Внезапно смех оборвался. Глаза Булгакова налились светло-голубым светом, он отвернулся и оголившееся правое плечо задергалось от колотивших его рыданий.
Я вздрогнул, закрыл глаза и отпрянул назад. Мне стало страшно. Я хотел убежать, но подошвы намертво приклеились к полу…
…Я так и не сумел ознакомиться с официальными результатами вскрытия, хотя фамилия известного патологоанатома Александра Ивановича Струкова значилась в дневниках Е. С. Булгаковой (фамилия была вписана карандашом).
Я стал разыскивать дело по расследованию ранней смерти писателя Михаила Булгакова. Пришлось обойти архивы МВД СССР, Прокуратуры, Комитета государственной безопасности, дела нигде не было. Обратился за помощью через московские и ленинградские газеты к общественности, но столкнулся с холодным равнодушием. Ничем мне не помогли ни булгаковеды, ни музейные работники, ни коллекционеры.

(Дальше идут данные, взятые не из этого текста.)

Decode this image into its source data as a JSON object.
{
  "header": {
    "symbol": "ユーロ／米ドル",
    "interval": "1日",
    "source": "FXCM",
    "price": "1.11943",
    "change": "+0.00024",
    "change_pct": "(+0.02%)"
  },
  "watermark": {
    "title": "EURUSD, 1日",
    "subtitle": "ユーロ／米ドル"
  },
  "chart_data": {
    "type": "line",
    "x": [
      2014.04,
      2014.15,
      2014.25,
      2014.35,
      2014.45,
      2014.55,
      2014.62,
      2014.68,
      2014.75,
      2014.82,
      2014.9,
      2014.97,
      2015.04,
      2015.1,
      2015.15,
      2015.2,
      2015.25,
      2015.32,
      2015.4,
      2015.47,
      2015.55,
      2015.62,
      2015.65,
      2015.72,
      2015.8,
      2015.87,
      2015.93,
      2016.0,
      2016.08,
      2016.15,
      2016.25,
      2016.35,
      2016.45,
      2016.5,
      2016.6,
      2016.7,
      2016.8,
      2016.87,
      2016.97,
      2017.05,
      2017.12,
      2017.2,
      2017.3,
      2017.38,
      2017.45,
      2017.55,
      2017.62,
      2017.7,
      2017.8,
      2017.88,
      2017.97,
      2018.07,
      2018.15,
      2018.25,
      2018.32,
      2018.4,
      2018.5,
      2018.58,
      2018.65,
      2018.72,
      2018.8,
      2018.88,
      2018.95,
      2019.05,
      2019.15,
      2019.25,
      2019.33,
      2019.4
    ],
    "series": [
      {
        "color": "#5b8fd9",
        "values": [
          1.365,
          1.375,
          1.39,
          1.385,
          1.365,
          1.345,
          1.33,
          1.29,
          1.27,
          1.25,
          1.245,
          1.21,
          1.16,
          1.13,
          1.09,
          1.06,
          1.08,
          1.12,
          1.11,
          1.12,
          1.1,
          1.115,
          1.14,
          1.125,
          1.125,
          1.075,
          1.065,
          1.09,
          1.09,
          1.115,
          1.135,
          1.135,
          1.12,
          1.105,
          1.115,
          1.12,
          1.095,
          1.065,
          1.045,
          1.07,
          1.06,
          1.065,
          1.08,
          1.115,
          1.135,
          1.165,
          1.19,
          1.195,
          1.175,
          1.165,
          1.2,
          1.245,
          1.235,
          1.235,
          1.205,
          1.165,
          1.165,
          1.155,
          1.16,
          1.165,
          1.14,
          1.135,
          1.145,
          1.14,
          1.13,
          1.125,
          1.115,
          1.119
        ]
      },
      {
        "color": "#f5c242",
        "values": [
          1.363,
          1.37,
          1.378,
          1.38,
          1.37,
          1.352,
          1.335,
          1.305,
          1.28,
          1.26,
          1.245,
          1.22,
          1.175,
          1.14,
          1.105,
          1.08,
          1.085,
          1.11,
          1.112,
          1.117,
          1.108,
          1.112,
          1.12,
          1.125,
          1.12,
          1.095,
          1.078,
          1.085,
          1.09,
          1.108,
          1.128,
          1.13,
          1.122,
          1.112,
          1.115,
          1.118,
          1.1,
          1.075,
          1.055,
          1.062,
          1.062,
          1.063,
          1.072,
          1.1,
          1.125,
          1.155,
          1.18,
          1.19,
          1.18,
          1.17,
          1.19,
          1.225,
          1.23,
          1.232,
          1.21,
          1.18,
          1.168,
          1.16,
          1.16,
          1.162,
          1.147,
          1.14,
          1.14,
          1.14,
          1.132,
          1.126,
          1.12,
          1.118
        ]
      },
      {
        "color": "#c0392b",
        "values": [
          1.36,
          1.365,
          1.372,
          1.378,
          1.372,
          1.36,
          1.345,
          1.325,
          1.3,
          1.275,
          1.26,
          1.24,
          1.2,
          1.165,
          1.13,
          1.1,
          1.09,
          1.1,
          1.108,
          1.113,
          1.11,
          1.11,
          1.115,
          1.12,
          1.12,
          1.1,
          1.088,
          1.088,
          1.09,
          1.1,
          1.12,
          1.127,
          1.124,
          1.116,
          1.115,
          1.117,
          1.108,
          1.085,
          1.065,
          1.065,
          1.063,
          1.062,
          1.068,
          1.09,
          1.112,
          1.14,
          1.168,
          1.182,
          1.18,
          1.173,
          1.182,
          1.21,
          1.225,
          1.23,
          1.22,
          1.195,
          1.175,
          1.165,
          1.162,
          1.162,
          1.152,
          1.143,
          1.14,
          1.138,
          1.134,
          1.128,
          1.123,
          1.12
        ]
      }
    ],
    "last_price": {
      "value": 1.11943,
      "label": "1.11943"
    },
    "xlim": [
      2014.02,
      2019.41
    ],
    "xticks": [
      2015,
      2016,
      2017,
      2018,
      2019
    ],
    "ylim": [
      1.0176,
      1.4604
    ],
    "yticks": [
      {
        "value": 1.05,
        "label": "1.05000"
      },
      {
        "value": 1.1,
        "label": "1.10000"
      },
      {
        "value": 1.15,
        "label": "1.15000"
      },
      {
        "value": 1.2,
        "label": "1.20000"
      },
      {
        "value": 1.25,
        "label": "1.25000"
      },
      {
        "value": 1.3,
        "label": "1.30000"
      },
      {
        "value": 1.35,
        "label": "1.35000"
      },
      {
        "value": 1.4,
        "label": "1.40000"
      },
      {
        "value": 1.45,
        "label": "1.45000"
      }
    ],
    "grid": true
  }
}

Оказалось, никакого расследования о причинах безвременной смерти писателя и не производилось. В архиве Института мировой литературы имени Горького есть папка с документами. Их сохранила для потомков жена Булгакова – Елена Сергеевна Булгакова, бережно собиравшая каждую бумажку, имевшую отношение к писателю. Как ей удалось получить в милиции эти материалы и почему они вообще уцелели, эту тайну мы, наверное, никогда не узнаем. Привожу документы с сохранением стиля и знаков препинания.
Акт по результатам патологоанатомического вскрытия
гр. Булгакова М.А., 18 мая, 1891 года рождения
«Уважаемый доктор А.Н.Захаров, Вы, без сомнения, имеете все основания ознакомиться с заключением, которое я завершил сегодня утром после вскрытия тела гр-на Булгакова. Поскольку Вы лично присутствовали при сем, я не буду повторять очевидное, а также вдаваться в детали. Как Вы понимаете, я действую в интересах науки, поэтому считаю своим долгом поделиться с Вами конфиденциальной информацией о покойном. Ваше предположение было верно: я действительно нахожу исследование трупов интереснейшим из занятий.
К несчастью, я напрочь лишен не только дара литератора, но даже элементарного музыкального слуха. Сразу отмечу, д-р Захаров, меня больше привлекают отклонения от нормы, нежели сама норма. Прежде чем выслушать мое резюме, примите во внимание, что я имею основательную, долгую и постоянную практику. Так вот, за исключением одного-двух необычных, весьма спорных по трактовкам случаев, я не встречал феномена, сходного с булгаковским.